Peter Friesema is a Colorado hockey referee who officiated a UAA tournament over the weekend. While checking in at Ted Stevens Anchorage International Airport with another traveling companion, he noticed the airline ticket agent mislabeled his bag as his friend’s luggage.
Courtney Grant, the airline ticket agent said it did not matter due to them both traveling to the same location. Perhaps more so, the luggage was already on the belt and underway to the next step of luggage processing.
A foot in mouth moment occurred as Friesema made an inappropriate comment about the luggage. Some records are saying he said, “But my friend’s bag has a bomb in it” while others have him saying, “what if my friend’s bag has a bomb in it?” Either way, to a nation that is sensitive to such remarks, the airport temporarily shut down just after midnight until 3 a.m., forcing hundreds of passengers to wait outside in the cold and resulting in missed flights. Ultimately, the comment landed him in jail.

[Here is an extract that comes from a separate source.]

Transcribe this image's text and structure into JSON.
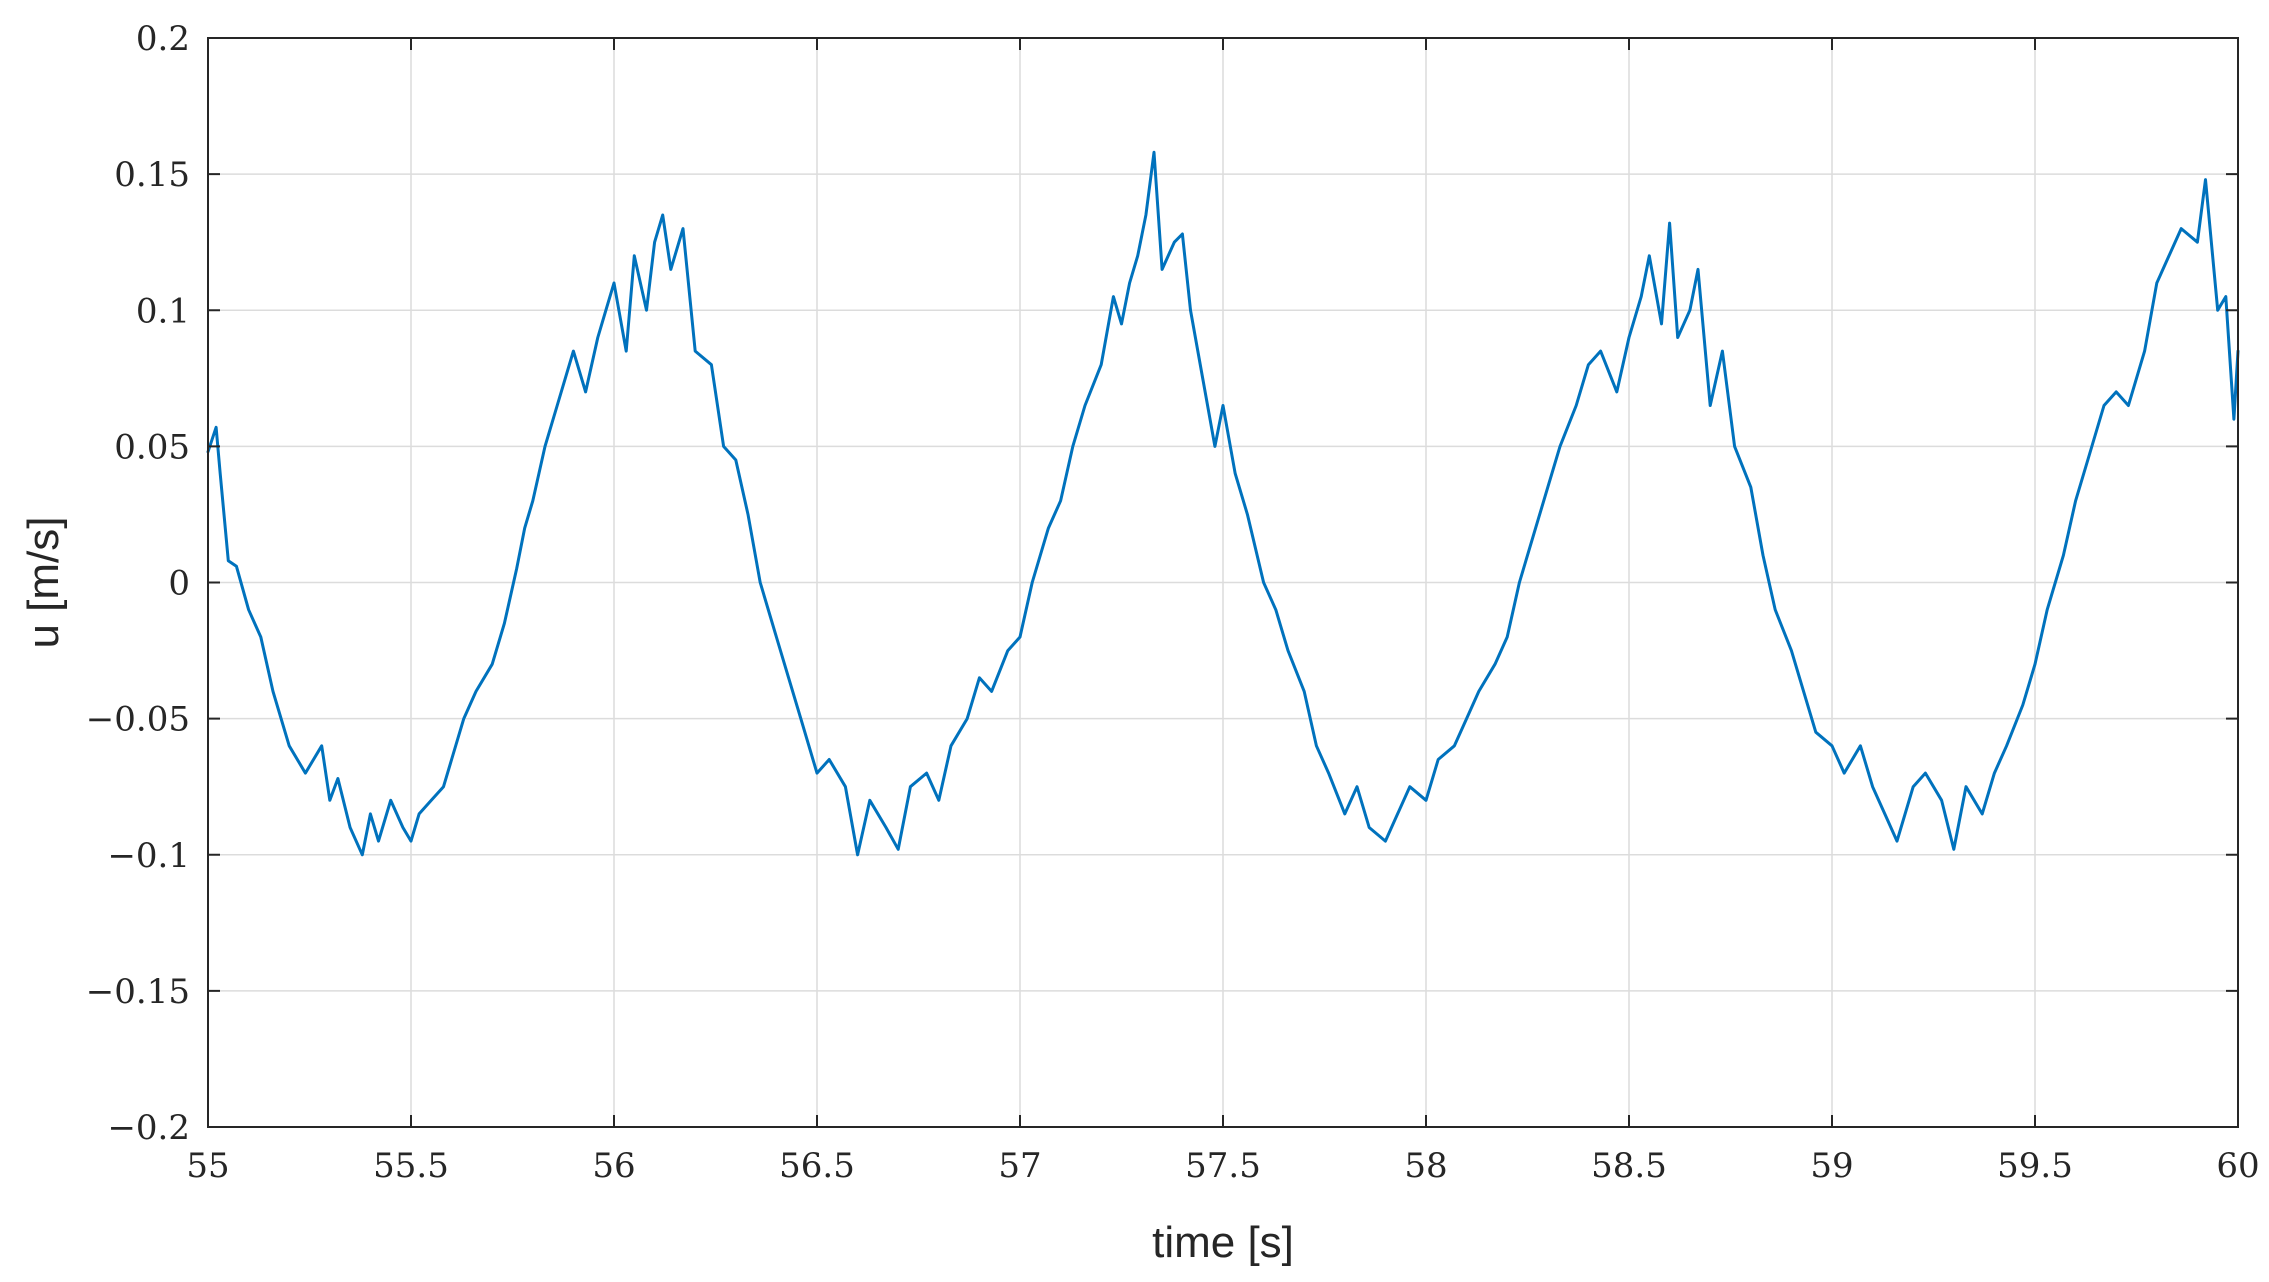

Just before appearing in court Sunday, Assistant District Attorney Adam Alexander said that his comment was “perhaps an effort to be funny or flirtacious.”
John Parott, Anchorage Airport Manager had a less apologetic viewpoint. “He did something that in this day and age a teenager would know better than to do.”
While passengers were evacuated during the fiasco, huddling in the doors for warmth, Friesema found himself in the Alaskan Airlines boardroom being interviewed by the FBI. After the interview, the threat was deemed not credible, and the airport returned to normal form.
Friesema is charged with disorderly conduct, a misdemeanor, while the FBI and state authorities ponder additional charges. Airport police had referred charges of both disorderly conduct and making terroristic threats. Magistrate, Catherine Rogers, has ordered him to stay in Alaska and lowered his bail from $5,000 — set when the terroristic threat charge was pending — to $1,500.
“I find you to be a flight risk,” Rogers said, alluding to the fact Friesema lives in Colorado. “You need to have this resolved.”
Rogers has set his next court hearing for Nov. 26.
“If I have to stay in Alaska, I’ll lose my job, my career,” Friesema told her. He currently makes about $50,000 a year as a Central Hockey League referee.
The prosecutor, Alexander, is not opposed to lifting the requirement that Friesema has to stay in Alaska, as long as he agreed not to fight being brought back here to face the charge.
Rogers is not in favor of allowing Friesema to return home to Colorado.
“I know that the airport was shut down for this. It was a huge expense to the state of Alaska and the people that were here,” she said.
A mistake was made, and the airport followed through with protocol. Yet, was the protocol excessive, was it efficient? That can be left for everyone to debate.
Still, the situation, at face value, seems to have blown up to immense proportions. Friesema should have known better to not of made such comments in light of 9/11, yet to neglect him the ability to return home to continue making a living, much of now will go towards paying for his mistake, that is wrong. I can think of far heinous acts that can be used as a case to prove a point, let alone a better allocation of time and money than on such a mistake.